Antigua and Barbuda is an archipelago located in the Eastern Caribbean, with an estimated 90,000 inhabitants. Some 5% of its population is indigent (4,252 people), 18% live below the poverty level, and 10% are considered "vulnerable," that is, at risk of falling into poverty (data from 2005-2006). According to the FAO report State of Food Insecurity in the World 2012, 20.5% of the population suffers from hunger, the highest proportion in any Caribbean country except Haiti.

Those most impacted by hunger include children, the elderly, and female-headed households, according to FAO. The joint mission noted that while food insecurity affects specific groups of children, obesity is a problem that affects all age groups. The country's incipient social protection programs so far lack adequate provisions for targeting assistance.

Another major challenge to hunger eradication is the fact that the country is a net food importer: in 2011, Antigua and Barbuda spent some US$87 million on food imports to meet some 80% of national food demands. This was nearly double the amount spent in 2010. Also worrying is the failure of the country's own agricultural production to keep pace with the exponential increase in food import costs.

The U.N.-OAS mission also noted that efforts to eradicate hunger and poverty must take account of the impact of climate change and natural disasters (hurricanes, flooding and droughts) in increasing the country's vulnerability.

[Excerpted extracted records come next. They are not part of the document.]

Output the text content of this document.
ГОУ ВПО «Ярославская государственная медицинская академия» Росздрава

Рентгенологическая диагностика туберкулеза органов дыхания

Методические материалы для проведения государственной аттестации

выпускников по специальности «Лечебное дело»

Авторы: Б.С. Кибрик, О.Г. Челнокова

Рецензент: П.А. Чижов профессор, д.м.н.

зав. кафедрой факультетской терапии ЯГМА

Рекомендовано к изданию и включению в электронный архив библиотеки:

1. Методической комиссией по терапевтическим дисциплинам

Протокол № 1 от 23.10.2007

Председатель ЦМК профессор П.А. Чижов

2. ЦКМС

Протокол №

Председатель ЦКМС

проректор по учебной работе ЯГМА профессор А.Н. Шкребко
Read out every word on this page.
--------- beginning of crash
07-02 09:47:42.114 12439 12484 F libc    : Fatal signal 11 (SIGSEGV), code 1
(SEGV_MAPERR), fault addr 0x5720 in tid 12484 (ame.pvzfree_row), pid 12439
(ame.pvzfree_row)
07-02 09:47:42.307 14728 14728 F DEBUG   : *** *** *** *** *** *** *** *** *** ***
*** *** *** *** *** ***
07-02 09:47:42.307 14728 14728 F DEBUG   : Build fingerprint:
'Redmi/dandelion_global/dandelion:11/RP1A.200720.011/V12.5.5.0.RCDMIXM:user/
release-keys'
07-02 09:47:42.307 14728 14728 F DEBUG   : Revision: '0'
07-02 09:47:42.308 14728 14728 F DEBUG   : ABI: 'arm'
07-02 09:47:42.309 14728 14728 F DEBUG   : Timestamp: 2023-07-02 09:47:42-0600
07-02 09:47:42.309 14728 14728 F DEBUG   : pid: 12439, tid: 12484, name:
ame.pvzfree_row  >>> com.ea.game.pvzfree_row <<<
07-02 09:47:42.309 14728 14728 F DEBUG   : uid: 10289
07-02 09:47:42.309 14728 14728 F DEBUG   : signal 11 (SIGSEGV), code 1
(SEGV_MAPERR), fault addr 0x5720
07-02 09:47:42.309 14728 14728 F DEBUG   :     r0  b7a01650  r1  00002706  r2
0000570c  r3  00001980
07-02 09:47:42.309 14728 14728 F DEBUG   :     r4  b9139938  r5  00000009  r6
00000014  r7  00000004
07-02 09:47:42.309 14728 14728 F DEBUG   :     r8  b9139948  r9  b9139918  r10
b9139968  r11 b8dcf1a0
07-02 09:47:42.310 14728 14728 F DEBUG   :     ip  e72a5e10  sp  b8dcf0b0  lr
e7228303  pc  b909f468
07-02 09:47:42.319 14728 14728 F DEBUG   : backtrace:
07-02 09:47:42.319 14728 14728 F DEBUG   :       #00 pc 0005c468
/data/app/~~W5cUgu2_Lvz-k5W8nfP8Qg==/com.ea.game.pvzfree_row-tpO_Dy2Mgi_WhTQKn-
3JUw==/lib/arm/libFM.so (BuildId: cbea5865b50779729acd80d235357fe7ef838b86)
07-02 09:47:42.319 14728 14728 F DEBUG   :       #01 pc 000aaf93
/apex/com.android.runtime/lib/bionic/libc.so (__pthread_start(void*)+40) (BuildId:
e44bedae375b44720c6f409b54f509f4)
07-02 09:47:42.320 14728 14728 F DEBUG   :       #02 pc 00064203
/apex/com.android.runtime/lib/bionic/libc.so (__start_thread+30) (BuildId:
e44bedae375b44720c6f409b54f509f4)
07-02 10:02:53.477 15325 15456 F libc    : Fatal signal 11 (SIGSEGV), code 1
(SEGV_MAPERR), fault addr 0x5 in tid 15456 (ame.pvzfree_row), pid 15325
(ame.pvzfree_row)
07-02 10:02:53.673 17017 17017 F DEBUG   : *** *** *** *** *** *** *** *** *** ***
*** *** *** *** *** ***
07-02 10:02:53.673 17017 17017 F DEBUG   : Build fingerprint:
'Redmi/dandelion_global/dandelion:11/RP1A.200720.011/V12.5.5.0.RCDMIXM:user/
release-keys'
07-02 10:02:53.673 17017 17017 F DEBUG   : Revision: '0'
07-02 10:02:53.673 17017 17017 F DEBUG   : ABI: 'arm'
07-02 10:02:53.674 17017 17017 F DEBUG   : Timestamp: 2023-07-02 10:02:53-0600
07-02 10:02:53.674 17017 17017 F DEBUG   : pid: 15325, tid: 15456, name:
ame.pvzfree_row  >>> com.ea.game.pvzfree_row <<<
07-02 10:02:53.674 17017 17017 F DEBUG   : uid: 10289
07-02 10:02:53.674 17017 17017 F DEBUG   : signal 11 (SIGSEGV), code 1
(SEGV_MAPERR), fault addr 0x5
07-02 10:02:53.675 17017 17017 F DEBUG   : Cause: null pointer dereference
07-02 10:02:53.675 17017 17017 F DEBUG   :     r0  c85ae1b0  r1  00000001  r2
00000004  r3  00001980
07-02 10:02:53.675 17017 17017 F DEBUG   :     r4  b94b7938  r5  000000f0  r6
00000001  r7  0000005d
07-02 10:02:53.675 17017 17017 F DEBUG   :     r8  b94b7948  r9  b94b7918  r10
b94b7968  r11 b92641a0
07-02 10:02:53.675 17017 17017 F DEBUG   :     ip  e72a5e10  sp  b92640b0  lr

Antigua and Barbuda's Zero Hunger Challenge initiative is an open process led by the government, which has expressed its full political commitment to the process and has invited all partners to participate in efforts to eradicate hunger and poverty in a sustainable way. FAO, IICA, ECLAC, WFP and PAHO/WHO have pledged their support for these efforts, and other international organizations are expected to follow suit in the near future.